Le commissaire enquêteur dessaisi de l'enquête publique est uniquement remboursé des frais qu'il a engagés.
Cette ordonnance est notifiée au commissaire enquêteur, au responsable du projet, plan ou programme, et au fonds
d'indemnisation des commissaires enquêteurs prévu à l'article R. 123-26.
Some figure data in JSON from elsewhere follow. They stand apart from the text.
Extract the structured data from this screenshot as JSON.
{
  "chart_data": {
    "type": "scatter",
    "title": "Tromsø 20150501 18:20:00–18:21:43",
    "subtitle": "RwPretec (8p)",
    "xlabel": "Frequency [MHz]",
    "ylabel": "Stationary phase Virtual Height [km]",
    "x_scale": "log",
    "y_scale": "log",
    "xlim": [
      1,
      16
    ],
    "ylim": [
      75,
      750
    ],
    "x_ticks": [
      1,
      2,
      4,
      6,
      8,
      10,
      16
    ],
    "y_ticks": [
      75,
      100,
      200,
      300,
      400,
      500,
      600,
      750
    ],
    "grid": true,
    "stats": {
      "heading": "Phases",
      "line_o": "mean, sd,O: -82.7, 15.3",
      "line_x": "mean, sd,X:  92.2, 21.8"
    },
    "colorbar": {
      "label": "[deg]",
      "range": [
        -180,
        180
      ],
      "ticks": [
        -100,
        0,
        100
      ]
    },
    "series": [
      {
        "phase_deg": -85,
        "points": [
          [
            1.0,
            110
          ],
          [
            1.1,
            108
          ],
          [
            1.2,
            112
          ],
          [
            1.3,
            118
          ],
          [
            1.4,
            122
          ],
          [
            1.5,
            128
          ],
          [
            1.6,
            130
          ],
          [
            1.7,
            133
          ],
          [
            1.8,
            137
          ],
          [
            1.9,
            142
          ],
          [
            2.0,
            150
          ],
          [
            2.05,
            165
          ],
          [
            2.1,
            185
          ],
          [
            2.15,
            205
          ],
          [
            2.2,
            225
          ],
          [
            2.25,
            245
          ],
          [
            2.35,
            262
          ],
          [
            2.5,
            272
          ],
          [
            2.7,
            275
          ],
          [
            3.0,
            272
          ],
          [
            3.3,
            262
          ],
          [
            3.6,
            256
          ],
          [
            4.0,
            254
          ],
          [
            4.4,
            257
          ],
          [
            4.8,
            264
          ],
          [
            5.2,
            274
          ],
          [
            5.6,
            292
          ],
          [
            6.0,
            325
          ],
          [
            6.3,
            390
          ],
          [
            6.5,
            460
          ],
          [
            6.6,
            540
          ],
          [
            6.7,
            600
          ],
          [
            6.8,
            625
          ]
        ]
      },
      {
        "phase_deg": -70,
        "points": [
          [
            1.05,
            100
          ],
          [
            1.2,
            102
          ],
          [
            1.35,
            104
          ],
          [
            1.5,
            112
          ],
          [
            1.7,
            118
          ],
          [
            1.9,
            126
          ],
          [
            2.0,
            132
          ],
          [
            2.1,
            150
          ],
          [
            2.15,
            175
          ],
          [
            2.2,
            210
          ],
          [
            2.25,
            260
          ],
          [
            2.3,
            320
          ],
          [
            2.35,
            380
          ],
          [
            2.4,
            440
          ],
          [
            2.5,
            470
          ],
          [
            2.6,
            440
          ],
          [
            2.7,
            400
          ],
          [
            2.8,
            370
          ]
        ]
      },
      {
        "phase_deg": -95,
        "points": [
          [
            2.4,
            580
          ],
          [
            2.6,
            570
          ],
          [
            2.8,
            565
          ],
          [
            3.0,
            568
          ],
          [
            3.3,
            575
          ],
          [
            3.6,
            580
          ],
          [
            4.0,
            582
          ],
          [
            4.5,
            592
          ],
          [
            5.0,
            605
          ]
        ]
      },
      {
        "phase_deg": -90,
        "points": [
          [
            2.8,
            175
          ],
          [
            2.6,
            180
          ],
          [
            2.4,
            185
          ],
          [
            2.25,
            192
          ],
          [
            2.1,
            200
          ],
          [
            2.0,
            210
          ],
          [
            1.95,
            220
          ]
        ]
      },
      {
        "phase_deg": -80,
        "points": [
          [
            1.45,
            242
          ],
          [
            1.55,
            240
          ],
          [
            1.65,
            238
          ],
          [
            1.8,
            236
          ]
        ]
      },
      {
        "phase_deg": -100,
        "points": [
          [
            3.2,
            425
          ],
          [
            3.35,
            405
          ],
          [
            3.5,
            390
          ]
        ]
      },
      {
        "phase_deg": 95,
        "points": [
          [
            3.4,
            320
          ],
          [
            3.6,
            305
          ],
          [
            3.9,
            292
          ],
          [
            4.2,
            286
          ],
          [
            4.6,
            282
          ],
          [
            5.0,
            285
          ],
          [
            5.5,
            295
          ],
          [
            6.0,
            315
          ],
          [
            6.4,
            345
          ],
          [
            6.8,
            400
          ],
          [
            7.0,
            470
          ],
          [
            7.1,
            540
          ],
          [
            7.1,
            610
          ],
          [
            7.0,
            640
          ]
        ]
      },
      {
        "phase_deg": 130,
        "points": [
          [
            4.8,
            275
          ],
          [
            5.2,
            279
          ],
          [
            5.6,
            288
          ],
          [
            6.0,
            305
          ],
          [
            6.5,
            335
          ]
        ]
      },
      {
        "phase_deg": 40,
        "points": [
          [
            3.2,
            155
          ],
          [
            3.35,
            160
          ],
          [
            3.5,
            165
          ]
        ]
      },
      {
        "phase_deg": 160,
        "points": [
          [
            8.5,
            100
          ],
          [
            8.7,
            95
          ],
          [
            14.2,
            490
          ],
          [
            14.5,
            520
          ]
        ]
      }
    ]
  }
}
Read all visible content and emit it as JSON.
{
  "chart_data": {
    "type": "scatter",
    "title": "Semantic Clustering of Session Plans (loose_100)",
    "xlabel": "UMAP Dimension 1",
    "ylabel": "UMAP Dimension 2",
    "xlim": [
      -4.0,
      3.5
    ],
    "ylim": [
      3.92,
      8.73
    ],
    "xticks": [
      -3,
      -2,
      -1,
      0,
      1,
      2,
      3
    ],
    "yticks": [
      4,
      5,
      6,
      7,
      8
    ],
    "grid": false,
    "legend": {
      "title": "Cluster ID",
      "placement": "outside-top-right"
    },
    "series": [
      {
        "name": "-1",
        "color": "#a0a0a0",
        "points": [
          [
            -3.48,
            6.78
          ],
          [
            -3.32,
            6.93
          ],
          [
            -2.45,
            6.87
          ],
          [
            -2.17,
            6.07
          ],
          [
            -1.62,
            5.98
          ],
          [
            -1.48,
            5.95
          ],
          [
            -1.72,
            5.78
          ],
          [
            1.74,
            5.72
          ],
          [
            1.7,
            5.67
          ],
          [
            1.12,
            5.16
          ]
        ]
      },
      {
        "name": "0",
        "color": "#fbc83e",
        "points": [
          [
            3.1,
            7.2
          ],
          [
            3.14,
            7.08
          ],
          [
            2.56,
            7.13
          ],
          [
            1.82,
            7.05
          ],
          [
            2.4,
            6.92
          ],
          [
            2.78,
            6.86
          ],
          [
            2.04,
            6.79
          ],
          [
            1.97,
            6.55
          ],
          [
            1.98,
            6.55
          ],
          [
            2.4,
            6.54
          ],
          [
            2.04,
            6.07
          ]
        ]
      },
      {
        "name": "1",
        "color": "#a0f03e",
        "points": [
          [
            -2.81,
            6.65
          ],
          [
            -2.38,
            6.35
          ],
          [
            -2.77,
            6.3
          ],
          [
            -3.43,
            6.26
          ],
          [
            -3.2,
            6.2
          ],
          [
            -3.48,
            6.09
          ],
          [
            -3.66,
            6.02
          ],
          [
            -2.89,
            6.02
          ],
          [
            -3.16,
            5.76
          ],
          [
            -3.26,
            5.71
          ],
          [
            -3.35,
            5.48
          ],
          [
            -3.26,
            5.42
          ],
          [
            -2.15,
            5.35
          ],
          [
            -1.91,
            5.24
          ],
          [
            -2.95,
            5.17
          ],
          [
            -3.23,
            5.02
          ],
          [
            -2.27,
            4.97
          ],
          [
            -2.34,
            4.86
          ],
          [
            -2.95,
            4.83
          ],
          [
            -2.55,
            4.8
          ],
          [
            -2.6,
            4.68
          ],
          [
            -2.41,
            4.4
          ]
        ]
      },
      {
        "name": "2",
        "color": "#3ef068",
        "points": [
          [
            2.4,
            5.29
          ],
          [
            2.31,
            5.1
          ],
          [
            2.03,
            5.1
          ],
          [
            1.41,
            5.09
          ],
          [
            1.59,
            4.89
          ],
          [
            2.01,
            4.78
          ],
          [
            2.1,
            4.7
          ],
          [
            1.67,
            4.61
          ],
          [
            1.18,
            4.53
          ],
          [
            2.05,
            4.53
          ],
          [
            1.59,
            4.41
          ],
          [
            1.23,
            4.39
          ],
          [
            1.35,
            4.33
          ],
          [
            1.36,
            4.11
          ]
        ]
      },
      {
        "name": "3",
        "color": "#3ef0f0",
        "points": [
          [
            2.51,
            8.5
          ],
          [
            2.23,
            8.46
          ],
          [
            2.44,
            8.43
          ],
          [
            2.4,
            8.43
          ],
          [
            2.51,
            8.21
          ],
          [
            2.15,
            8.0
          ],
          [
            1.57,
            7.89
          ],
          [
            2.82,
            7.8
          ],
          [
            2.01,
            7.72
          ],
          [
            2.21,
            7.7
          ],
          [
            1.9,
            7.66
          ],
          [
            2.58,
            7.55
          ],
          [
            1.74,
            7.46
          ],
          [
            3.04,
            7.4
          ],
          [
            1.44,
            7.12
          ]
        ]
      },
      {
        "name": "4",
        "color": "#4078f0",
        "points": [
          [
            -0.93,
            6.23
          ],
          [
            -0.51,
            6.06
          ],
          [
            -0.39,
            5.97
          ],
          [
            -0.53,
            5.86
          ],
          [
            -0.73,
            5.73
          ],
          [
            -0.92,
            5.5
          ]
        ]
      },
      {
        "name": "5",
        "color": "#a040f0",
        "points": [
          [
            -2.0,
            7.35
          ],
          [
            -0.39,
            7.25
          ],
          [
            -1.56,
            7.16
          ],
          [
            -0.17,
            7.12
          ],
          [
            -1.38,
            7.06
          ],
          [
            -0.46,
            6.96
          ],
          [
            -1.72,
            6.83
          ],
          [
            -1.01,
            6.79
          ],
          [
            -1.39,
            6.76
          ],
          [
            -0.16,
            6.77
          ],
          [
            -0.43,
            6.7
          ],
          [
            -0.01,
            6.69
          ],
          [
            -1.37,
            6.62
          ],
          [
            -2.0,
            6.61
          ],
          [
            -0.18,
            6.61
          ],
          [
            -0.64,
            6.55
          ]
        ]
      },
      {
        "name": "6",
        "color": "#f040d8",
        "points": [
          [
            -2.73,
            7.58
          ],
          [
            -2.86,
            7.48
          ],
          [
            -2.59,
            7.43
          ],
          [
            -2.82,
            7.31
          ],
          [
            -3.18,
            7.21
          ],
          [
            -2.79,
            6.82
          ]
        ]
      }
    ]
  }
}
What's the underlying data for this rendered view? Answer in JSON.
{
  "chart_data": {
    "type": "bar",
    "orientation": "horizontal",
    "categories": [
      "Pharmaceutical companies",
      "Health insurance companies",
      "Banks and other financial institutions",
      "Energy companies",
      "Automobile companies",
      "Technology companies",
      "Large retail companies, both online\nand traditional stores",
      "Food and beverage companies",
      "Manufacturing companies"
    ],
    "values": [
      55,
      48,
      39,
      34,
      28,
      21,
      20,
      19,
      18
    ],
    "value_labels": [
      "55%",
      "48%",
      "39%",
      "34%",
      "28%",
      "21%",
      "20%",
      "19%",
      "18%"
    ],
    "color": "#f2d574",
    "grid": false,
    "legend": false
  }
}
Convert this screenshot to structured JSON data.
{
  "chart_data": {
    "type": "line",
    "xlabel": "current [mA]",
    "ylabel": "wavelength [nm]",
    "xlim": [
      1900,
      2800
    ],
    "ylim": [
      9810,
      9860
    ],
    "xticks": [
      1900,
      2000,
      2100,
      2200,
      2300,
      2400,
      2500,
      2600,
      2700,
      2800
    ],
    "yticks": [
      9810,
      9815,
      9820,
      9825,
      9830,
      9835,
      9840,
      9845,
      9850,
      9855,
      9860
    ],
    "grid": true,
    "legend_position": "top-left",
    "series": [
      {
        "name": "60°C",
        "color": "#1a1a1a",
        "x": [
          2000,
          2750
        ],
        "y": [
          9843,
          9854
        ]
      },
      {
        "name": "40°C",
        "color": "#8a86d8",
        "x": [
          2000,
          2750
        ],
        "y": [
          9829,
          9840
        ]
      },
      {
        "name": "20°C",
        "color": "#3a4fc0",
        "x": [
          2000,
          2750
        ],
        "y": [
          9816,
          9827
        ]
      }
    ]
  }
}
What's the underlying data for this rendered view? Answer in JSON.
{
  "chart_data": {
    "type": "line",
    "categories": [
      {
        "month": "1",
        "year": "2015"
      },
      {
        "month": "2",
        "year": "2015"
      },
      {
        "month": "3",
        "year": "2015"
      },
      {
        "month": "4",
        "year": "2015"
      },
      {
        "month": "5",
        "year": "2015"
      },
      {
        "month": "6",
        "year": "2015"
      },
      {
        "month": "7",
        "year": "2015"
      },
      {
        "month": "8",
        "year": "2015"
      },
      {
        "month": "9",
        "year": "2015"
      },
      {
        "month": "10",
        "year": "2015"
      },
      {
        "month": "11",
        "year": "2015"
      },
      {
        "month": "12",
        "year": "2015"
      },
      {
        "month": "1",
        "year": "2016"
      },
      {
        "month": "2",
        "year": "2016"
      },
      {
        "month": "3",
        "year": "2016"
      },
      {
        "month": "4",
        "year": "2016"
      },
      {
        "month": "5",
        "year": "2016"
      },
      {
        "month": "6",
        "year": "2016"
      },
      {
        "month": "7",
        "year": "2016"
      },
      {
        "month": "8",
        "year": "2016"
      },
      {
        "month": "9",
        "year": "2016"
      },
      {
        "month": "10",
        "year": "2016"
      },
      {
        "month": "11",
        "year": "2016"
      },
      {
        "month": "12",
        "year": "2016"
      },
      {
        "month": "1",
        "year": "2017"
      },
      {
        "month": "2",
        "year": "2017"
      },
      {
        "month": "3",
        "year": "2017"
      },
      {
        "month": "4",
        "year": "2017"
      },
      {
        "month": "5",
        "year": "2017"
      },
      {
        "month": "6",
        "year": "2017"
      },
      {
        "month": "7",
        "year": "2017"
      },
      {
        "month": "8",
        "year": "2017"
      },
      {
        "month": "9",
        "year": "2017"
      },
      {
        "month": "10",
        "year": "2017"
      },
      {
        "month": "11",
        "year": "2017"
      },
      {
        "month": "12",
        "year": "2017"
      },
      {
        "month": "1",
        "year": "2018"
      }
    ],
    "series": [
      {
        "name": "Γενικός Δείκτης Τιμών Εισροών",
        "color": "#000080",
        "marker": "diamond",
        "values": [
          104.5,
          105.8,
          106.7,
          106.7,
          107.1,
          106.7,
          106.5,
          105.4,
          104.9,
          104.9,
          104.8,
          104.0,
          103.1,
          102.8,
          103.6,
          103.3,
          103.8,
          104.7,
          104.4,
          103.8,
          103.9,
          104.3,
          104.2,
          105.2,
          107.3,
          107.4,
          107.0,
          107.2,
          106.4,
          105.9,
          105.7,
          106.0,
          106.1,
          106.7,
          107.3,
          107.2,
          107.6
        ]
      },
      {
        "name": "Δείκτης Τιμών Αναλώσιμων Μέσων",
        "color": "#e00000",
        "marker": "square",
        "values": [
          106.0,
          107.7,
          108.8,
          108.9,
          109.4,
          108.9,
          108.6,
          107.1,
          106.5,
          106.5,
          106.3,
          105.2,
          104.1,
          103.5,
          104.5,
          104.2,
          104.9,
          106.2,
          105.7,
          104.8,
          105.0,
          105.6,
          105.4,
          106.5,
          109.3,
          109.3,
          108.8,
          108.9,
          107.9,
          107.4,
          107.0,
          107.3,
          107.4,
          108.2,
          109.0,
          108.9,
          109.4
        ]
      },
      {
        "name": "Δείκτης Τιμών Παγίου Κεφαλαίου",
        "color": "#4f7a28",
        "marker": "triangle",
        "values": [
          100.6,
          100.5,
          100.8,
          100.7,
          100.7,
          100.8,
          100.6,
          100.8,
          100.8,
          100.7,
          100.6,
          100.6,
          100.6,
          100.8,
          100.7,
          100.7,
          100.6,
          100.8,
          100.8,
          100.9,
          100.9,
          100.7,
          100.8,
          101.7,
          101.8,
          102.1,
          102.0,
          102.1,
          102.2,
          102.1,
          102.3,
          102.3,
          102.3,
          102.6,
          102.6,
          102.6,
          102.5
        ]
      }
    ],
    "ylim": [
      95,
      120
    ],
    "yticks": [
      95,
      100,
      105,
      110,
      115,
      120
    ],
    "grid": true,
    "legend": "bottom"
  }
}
La personne responsable du projet, plan ou programme verse sans délai au fonds d'indemnisation les sommes dues, déduction
faite du montant de la provision versée dans les conditions définies à l'article R. 123-27. Le fonds verse les sommes perçues au
commissaire enquêteur.
Dans un délai de quinze jours suivant la notification, le commissaire enquêteur et la personne responsable du projet, plan ou
programme peuvent contester cette ordonnance en formant un recours administratif auprès du président du tribunal
administratif concerné. Il constitue un préalable obligatoire à l'exercice d'un recours contentieux, à peine d'irrecevabilité de ce
dernier. Le silence gardé sur ce recours administratif pendant plus de quinze jours vaut décision de rejet. La décision issue de
ce recours administratif peut être contestée, dans un délai de quinze jours à compter de sa notification, devant la juridiction à
laquelle appartient son auteur. La requête est transmise sans délai par le président de la juridiction à un tribunal administratif
conformément à un tableau d'attribution arrêté par le président de la section du contentieux du Conseil d'Etat. Le président de la
juridiction à laquelle appartient l'auteur de l'ordonnance est appelé à présenter des observations écrites sur les mérites du
recours. »
Article R123-26 du code de l’environnement :
« Il est créé un fonds, dénommé fonds d'indemnisation des commissaires enquêteurs, chargé de verser à ceux-ci, dans les
conditions prévues par le présent chapitre, les indemnités mentionnées à l'article L. 123-18 du présent code et à l'article R. 11-
6-1 du code de l'expropriation pour cause d'utilité publique.ironnement :
La personne responsable du projet, plan ou programme verse au fonds d'indemnisation des commissaires enquêteurs les
sommes et provisions destinées à couvrir les indemnités qui sont à sa charge en application de ces articles. La Caisse des
dépôts et consignations assure la gestion comptable et financière du fonds dans les conditions définies par une convention
conclue avec l'Etat, représenté par le ministre chargé de l'environnement, et soumise à l'approbation du ministre chargé des
finances. Cette convention précise, notamment, les modalités d'approvisionnement, de gestion et de contrôle du fonds. »
Article R123-27 du code de l’environnement :
« Dès la nomination du ou des commissaires enquêteurs, le responsable du projet, plan ou programme verse une provision,
dont le montant et le délai de versement sont fixés par le président du tribunal administratif ou le conseiller délégué à cet effet.
La personne responsable du projet, plan ou programme peut s'acquitter des obligations résultant de l'alinéa précédent en
versant annuellement au fonds d'indemnisation des commissaires enquêteurs un acompte à valoir sur les sommes dues et en
attestant, à l'ouverture de chaque enquête effectuée à sa demande, que cet acompte garantit le paiement de celles-ci.
Le président du tribunal administratif ou le conseiller délégué par lui à cette fin peut, soit au début de l'enquête, soit au cours de
celle-ci ou après le dépôt du rapport d'enquête, accorder au commissaire enquêteur, sur sa demande, une allocation
provisionnelle. Cette décision ne peut faire l'objet d'aucun recours. L'allocation est versée par le fonds d'indemnisation des
commissaires enquêteurs dans la limite des sommes perçues de la personne responsable du projet, plan ou programme.